The online databases Medline and EMBASE were searched independently by two authors. Manuscripts were selected for analysis by quantitative and qualitative selection. After eliminating duplicate articles and irrelevant studies, seven relevant papers reporting on the incidence of HIT in trauma patients were identified and two studies reported the incidence of HIT in patients with lower leg injuries.

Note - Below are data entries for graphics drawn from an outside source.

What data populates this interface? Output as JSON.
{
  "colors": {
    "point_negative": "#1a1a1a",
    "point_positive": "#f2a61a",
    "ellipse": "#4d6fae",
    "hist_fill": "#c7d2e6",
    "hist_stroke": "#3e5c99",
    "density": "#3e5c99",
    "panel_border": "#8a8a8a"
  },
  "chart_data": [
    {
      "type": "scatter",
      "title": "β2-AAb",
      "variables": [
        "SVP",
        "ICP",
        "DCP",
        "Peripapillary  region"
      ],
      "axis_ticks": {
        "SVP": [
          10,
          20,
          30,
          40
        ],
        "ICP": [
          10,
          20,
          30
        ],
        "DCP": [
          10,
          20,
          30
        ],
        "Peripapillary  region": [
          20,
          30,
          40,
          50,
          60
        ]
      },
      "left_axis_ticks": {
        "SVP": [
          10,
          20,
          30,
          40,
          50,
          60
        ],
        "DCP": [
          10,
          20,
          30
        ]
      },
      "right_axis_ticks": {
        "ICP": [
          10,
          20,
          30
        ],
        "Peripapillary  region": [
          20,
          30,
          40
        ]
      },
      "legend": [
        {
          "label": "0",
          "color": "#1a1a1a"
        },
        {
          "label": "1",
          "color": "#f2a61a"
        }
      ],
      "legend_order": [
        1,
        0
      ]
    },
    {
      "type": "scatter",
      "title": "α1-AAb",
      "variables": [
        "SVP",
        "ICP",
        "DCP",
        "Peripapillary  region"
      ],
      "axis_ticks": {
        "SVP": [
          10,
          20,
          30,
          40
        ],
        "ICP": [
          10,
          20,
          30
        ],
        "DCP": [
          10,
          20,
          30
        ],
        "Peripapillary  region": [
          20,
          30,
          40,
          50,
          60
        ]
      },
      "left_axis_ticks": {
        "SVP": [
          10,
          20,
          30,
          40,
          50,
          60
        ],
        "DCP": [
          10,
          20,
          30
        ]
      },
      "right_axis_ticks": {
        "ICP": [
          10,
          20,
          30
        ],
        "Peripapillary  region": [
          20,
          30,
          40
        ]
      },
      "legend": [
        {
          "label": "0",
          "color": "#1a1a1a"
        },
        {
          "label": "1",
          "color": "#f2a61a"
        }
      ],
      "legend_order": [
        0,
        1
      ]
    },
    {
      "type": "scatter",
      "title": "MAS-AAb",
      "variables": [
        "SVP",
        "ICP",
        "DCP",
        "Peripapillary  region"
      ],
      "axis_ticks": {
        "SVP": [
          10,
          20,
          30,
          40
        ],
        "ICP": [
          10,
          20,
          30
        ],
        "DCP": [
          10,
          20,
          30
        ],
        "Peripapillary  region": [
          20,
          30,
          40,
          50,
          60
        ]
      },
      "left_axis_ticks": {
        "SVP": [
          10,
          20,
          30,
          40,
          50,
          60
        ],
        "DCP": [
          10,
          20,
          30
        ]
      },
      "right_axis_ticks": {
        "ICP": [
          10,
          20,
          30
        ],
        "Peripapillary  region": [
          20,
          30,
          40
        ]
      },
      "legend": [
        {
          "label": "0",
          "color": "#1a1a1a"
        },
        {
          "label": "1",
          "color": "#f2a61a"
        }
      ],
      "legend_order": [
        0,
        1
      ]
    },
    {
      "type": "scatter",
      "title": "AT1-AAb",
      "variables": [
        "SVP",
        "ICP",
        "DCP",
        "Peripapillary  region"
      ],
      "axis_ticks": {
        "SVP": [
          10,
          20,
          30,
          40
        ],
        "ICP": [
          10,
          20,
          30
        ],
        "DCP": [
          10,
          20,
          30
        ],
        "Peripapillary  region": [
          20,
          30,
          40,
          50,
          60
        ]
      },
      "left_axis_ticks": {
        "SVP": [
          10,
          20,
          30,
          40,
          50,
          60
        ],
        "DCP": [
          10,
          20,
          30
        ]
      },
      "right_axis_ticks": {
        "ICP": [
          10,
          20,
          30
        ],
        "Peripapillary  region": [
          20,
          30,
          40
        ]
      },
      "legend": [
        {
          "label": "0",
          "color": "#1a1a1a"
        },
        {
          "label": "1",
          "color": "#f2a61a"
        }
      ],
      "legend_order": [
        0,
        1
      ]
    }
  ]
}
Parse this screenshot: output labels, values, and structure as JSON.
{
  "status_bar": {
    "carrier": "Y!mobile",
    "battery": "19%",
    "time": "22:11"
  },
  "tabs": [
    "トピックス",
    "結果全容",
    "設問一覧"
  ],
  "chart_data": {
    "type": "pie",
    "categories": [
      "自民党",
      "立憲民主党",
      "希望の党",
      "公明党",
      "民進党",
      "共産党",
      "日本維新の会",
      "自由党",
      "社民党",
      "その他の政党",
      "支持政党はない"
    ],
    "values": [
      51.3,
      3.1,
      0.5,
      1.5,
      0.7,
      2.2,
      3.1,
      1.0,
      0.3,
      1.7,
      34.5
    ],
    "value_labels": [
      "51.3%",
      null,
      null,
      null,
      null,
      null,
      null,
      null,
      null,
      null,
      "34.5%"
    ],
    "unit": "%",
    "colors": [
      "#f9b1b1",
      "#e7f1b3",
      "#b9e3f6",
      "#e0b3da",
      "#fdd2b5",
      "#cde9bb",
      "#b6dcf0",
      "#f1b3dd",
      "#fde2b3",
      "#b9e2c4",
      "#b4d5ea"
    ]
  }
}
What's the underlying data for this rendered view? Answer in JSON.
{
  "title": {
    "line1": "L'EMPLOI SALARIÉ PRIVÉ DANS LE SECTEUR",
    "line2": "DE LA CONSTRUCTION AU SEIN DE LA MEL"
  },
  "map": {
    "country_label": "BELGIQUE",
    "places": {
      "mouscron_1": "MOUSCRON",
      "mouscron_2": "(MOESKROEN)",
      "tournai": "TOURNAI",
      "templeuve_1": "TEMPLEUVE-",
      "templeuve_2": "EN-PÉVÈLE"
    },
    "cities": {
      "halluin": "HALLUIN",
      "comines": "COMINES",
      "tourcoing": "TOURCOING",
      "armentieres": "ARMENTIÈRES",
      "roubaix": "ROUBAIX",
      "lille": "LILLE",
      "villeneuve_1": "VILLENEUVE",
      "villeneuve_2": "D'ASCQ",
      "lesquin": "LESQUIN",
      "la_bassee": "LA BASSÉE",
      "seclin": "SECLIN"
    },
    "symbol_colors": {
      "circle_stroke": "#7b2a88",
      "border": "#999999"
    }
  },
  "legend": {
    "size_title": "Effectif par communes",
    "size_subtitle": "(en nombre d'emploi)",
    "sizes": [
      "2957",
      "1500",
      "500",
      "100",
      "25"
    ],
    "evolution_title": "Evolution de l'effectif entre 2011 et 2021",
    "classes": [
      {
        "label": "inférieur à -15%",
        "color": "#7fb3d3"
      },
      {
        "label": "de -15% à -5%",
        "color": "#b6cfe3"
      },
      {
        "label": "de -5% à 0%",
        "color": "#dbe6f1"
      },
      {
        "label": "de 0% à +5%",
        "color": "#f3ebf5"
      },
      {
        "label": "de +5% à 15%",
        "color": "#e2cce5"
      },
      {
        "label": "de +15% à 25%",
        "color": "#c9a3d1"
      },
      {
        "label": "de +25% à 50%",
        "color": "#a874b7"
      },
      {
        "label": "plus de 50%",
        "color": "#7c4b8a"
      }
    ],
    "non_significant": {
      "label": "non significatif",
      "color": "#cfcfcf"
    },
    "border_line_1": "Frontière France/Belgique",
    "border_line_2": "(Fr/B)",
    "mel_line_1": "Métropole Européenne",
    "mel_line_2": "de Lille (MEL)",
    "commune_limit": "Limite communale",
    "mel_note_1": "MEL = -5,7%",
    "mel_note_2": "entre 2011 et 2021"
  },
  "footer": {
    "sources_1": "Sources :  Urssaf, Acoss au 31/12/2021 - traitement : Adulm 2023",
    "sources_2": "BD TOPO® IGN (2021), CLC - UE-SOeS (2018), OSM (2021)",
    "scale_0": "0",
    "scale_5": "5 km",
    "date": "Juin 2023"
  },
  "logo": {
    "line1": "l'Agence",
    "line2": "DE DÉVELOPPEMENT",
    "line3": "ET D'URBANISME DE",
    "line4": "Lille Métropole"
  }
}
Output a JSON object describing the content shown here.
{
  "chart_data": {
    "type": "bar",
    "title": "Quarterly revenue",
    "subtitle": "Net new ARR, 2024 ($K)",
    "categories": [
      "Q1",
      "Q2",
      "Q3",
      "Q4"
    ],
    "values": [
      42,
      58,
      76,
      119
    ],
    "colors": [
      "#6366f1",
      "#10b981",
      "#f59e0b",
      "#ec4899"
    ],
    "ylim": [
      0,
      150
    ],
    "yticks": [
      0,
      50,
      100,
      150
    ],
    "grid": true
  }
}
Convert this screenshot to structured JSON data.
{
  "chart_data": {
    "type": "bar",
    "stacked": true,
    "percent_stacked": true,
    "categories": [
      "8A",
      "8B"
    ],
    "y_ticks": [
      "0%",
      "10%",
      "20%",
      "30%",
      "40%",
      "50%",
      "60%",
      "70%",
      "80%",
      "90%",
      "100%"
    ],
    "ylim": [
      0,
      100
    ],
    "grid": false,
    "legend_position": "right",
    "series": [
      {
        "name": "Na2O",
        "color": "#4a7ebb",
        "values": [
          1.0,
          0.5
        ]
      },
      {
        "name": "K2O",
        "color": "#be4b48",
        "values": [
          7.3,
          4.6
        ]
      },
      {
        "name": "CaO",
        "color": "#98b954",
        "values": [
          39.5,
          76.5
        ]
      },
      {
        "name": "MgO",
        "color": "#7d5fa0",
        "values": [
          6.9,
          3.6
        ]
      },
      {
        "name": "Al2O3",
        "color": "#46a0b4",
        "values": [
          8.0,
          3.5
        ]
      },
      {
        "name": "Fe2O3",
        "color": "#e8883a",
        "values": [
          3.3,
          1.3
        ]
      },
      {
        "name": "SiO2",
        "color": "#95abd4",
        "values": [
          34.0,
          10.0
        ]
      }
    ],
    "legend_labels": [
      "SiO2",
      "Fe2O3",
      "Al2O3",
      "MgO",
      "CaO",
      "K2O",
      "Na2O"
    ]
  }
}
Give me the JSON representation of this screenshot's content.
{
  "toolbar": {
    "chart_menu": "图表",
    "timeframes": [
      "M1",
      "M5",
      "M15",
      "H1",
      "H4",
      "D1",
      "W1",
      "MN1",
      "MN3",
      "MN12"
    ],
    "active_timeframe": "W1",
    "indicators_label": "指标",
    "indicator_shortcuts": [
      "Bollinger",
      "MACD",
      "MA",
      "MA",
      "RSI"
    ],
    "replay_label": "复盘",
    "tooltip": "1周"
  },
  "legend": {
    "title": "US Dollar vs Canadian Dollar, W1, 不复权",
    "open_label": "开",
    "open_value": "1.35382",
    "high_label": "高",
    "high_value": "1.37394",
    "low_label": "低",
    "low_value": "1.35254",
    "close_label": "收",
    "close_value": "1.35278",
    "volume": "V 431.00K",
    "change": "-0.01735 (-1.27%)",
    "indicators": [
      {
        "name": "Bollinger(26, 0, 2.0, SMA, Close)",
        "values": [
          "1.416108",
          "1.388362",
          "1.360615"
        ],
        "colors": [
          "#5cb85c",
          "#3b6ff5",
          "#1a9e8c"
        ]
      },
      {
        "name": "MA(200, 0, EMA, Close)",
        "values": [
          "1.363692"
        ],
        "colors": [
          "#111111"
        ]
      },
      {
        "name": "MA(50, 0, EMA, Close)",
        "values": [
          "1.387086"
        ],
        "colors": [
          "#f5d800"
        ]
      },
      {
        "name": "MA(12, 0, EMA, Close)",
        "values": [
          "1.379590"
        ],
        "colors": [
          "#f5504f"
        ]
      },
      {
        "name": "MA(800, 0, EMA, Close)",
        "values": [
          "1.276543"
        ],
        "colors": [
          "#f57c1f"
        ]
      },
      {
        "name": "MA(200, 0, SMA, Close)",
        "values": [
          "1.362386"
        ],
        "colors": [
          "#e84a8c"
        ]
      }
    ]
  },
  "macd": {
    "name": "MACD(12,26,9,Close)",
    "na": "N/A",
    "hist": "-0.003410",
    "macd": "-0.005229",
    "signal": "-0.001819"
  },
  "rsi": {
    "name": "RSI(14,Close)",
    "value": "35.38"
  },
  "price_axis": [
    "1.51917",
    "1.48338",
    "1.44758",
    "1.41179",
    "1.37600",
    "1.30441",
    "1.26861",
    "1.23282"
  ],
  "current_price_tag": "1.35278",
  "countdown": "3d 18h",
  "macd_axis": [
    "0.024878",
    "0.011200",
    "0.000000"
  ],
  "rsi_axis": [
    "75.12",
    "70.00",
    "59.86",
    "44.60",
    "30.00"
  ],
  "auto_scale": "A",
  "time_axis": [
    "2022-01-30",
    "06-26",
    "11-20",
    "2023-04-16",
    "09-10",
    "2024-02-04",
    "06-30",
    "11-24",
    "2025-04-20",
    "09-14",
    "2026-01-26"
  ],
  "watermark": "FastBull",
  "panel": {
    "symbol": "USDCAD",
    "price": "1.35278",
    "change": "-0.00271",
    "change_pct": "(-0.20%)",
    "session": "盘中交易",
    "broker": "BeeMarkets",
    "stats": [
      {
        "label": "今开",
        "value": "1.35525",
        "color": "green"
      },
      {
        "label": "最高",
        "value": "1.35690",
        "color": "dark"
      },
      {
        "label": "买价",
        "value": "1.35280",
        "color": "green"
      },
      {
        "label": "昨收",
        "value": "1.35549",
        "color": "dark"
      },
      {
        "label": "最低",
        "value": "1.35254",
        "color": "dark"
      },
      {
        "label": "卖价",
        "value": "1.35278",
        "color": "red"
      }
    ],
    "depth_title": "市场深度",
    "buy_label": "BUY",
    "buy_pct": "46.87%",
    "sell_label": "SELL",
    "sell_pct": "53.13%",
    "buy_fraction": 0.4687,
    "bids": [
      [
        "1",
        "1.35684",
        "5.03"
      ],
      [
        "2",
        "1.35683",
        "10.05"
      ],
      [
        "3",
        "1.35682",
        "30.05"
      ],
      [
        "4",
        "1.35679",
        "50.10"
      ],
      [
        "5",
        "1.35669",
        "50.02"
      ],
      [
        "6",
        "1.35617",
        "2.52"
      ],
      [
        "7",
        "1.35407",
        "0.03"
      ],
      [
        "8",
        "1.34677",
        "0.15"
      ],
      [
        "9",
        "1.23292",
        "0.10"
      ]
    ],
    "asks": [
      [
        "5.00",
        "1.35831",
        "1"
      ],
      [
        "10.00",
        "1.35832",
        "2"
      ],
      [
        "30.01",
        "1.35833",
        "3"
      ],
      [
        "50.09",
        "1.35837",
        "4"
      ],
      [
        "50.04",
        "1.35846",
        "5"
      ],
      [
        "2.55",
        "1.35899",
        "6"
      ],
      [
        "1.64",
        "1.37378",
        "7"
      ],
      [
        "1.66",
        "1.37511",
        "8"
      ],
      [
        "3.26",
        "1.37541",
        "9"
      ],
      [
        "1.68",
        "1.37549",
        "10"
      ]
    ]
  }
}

The selected papers varied in study design: three randomised controlled trials, three cohort studies and one case report were identified. The methodological quality of the studies varied. In a total population of 1920 patients, HIT was identified in seven patients (0.36%). Pooling of data was impossible due to heterogeneity in study design and populations. No HIT was reported in 826 patients with lower extremity injuries, requiring immobilisation.


Only a few studies have reported on the incidence of HIT in trauma patients who receive prophylactic LMWH. In the heterogenous populations of the available studies, the incidence of HIT appears to be very low and comparable to other patient populations. There is hardly any literature on the incidence of HIT in patients with isolated lower leg injuries receiving LMWH, but incidence seems to be very low.


The incidence of HIT in trauma patients who receive LMWH thromboprophylaxis appears to be low (0.36%). Incidence of HIT in patients with isolated lower leg injuries receiving LMWH seems very low. Monitoring of platelet count could be considered in hospitalised patients with a high risk for development of HIT. A pre-test scoring system may identify these patients.